Mistry dismissed the prospect of a power struggle, saying, “The entire bank, the management team works as a cohesive unit and will continue to work as a cohesive unit.”
Renu Karnad, Non-Executive (non-independent) Director, said: “In fact, we had repeatedly asked him (Chakraborty)… to tell us what had triggered this… but he said there was nothing and that was a bit baffling.
The RBI swung into action, issuing a statement that there were no material concerns as regards the bank’s conduct or governance.
It emphasised that the bank has sound financials, and remains well-capitalised with sufficient liquidity.
Expert view
Legal expert and former investment banker Vijay Trimbak Gokhale emphasised that it would be naive to say that the hot-button issues may not have weighed on Chakraborty’s mind while tendering his resignation.
Referring to the Companies Act, Gokhale observed that the director of any company is duty bound to act in good faith to promote the objects of the company and in the best interests of all stakeholders.
So, the former chairman has a fiduciary responsibility to stakeholders to inform the board and the regulator about his concerns over happenings and practices at the bank. “At the same time, the other board members cannot plead ignorance about gaps and lapses in the functioning of the bank,” Gokhale said.
‘Too big to fail’
Banking expert V Viswanathan opined that since D-SIBs are “too big to fail”, the RBI should review its policy and consider having its nominees on their boards. “The role of RBI nominee directors can be confined to corporate governance; risk management policies; and internal audit and statutory audits overseen by the audit committee of the board,” he said.
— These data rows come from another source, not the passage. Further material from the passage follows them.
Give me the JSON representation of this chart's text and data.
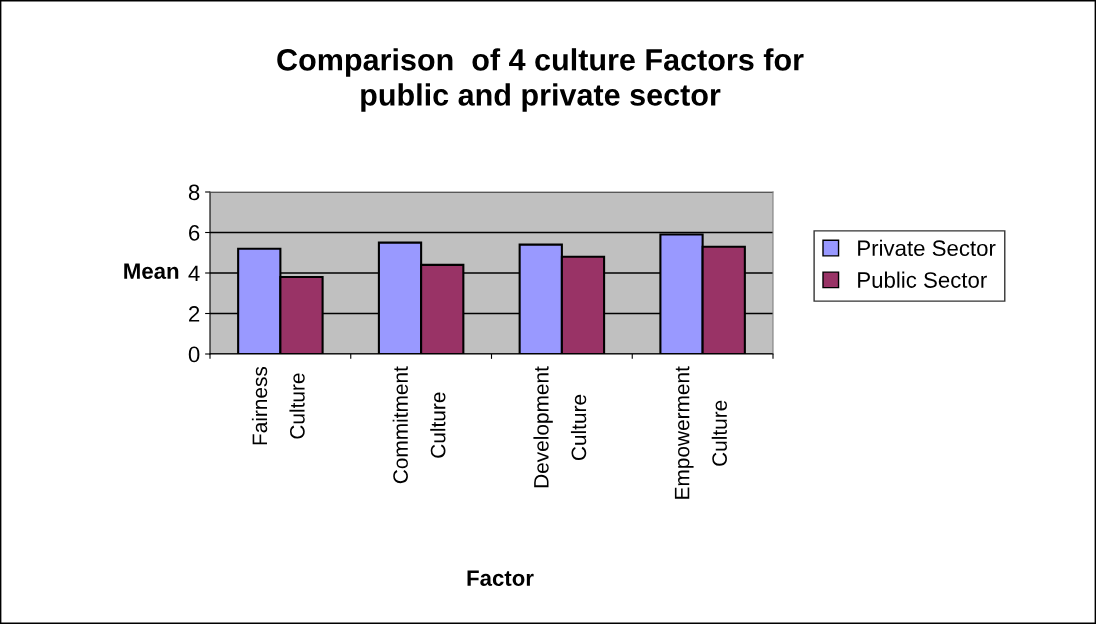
{
  "chart_data": {
    "type": "bar",
    "title": "Comparison  of 4 culture Factors for\npublic and private sector",
    "xlabel": "Factor",
    "ylabel": "Mean",
    "categories": [
      "Fairness\nCulture",
      "Commitment\nCulture",
      "Development\nCulture",
      "Empowerment\nCulture"
    ],
    "series": [
      {
        "name": "Private Sector",
        "color": "#9999ff",
        "values": [
          5.2,
          5.5,
          5.4,
          5.9
        ]
      },
      {
        "name": "Public Sector",
        "color": "#993366",
        "values": [
          3.8,
          4.4,
          4.8,
          5.3
        ]
      }
    ],
    "ylim": [
      0,
      8
    ],
    "yticks": [
      0,
      2,
      4,
      6,
      8
    ],
    "grid": "y",
    "legend": "right"
  }
}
Where public shareholding exceeds 95 per cent or there are no promoter-directors on the board of a D-SIB, Viswanathan suggested that regulators could consider sector-wise nominees with regard to investments from insurance companies, mutual funds, pension funds, and so on.
“This will ensure that the policies are framed by the board and implemented by the top management,” he said.
While the bank’s board has approved the appointment of external law firms (domestic and international) to conduct a review regarding Chakraborty’s resignation, experts say the RBI and SEBI need to conduct their own review into l’affaire HDFC.